GFT President Matt Rector is on vacation and couldn't be reached for comment. Options

Sgambelluri said the monthlong delay was only one possibility being considered. He said GPSS could delay the entire school year, as San Agustin has proposed, or just rewrite the calendar for students at the three new schools.

He also said the missing equipment at new schools was the school system's biggest hurdle.

"We have to decide if we want to open up right or open up half-right. That's our biggest challenge," he said. "The vendor has said there is no way they can get the collateral equipment by Aug. 11."

As another possibility, Sgambelluri said, the school system also was considering "doubling up" students at some northern schools until the new schools are equipped.

Executive response

Shawn Gumataotao, Gov. Felix Camacho's spokesman, said the administration is opposed to delaying the start of the school year.

"GPSS' inability to prepare for the start of the school year is a problem that can't be corrected at the expense of parents and students," he said.

During his State of the Island address on April 14, Camacho proposed a different plan to fix the school system -- put him in charge. Camacho asked the Legislature to give him authority to appoint a superintendent and reform the board to expedite improvements.

Gumataotao said a bill that would grant the governor authority over GPSS has been introduced but has not been voted on yet.

DI contract

The contract with Direct Instruction ends June 15.

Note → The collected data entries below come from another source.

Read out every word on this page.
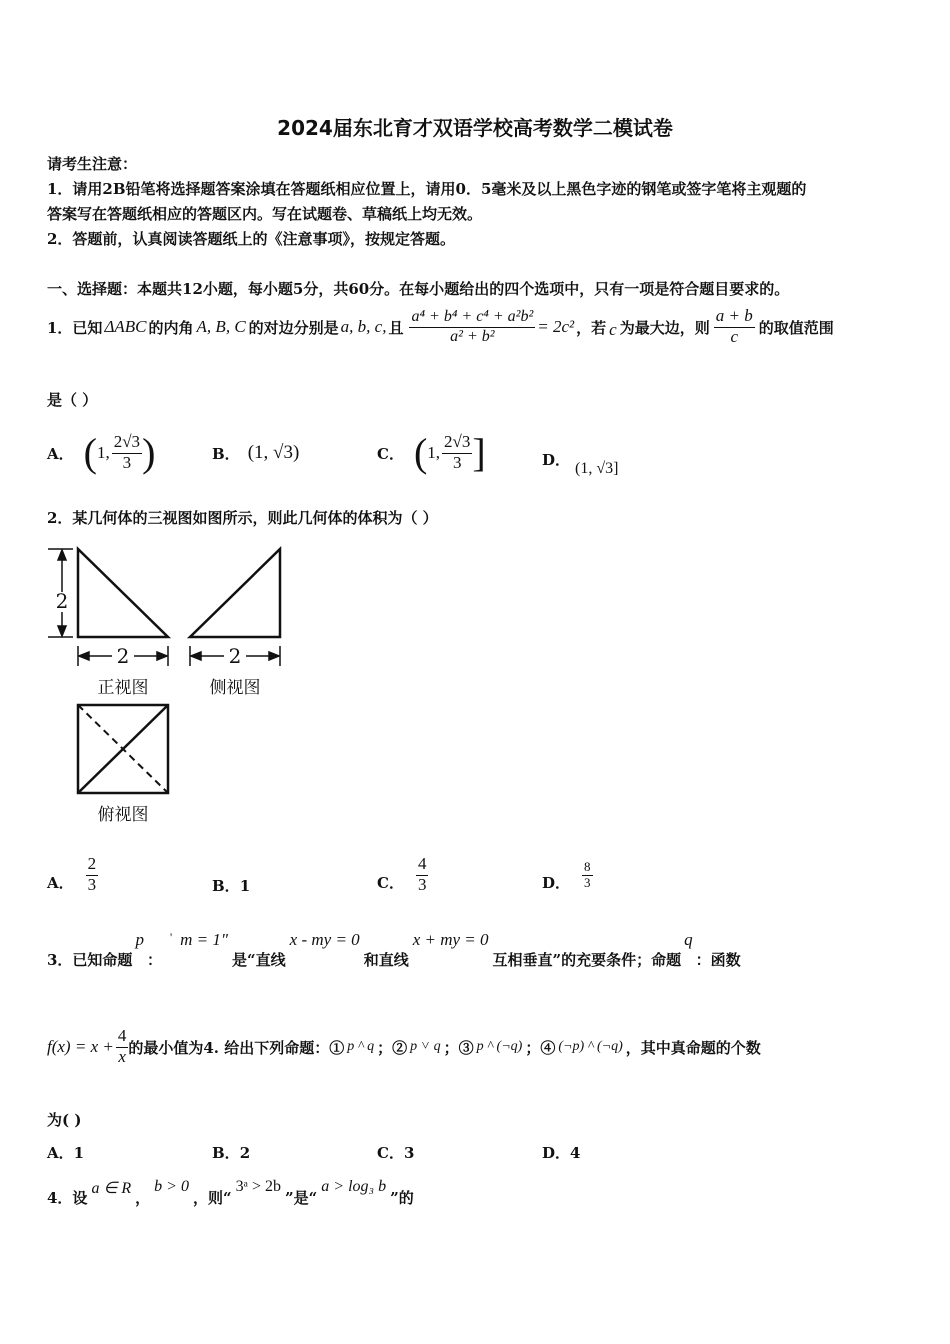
2024届东北育才双语学校高考数学二模试卷
请考生注意：
1．请用2B铅笔将选择题答案涂填在答题纸相应位置上，请用0．5毫米及以上黑色字迹的钢笔或签字笔将主观题的
答案写在答题纸相应的答题区内。写在试题卷、草稿纸上均无效。
2．答题前，认真阅读答题纸上的《注意事项》，按规定答题。
一、选择题：本题共12小题，每小题5分，共60分。在每小题给出的四个选项中，只有一项是符合题目要求的。
1．已知 ΔABC 的内角 A, B, C 的对边分别是 a, b, c, 且 $\frac{\text{a⁴ + b⁴ + c⁴ + a²b²}}{\text{a² + b²}} = 2c^2$ ，若 c 为最大边，则 $\frac{a + b}{c}$ 的取值范围
是（ ）
A． ( 1, $\frac{2√3}{3}$ )	B． (1, √3)	C． ( 1, $\frac{2√3}{3}$ ]	D． (1, √3]
2．某几何体的三视图如图所示，则此几何体的体积为（ ）
2
2	2
正视图	侧视图
俯视图
A． $\frac{2}{3}$	B．1	C． $\frac{4}{3}$	D． $\frac{8}{3}$
3．已知命题
p
：
' m = 1"
是“直线
x - my = 0
和直线
x + my = 0
互相垂直”的充要条件；命题
q
：函数
$f(x) = x + \frac{4}{x}$ 的最小值为4. 给出下列命题：① p ^ q ；② p ˅ q ；③ p ^ (¬q) ；④ (¬p) ^ (¬q) ，其中真命题的个数
为( )
A．1	B．2	C．3	D．4
4．设
a ∈ R
，
b > 0
，则“
3ᵃ > 2b
”是“
a > log₃ b
”的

Yesterday, GPSS Associate Superintendent of Curriculum and Instruction Eloise Sanchez said the school system was currently choosing which of the proposed reform programs to implement in the public schools.

GPSS will offer three reform programs and each school will choose the one it wants to use, Sanchez said. She said the new format was created when the board passed the 2008-2013 District Action Plan March 26.

"It will be in the hands of the schools to best fit the composition and academic needs of their students," she said. "According to the District Action Plan, it references that the stakeholders should be involved in the selection of their reform programs."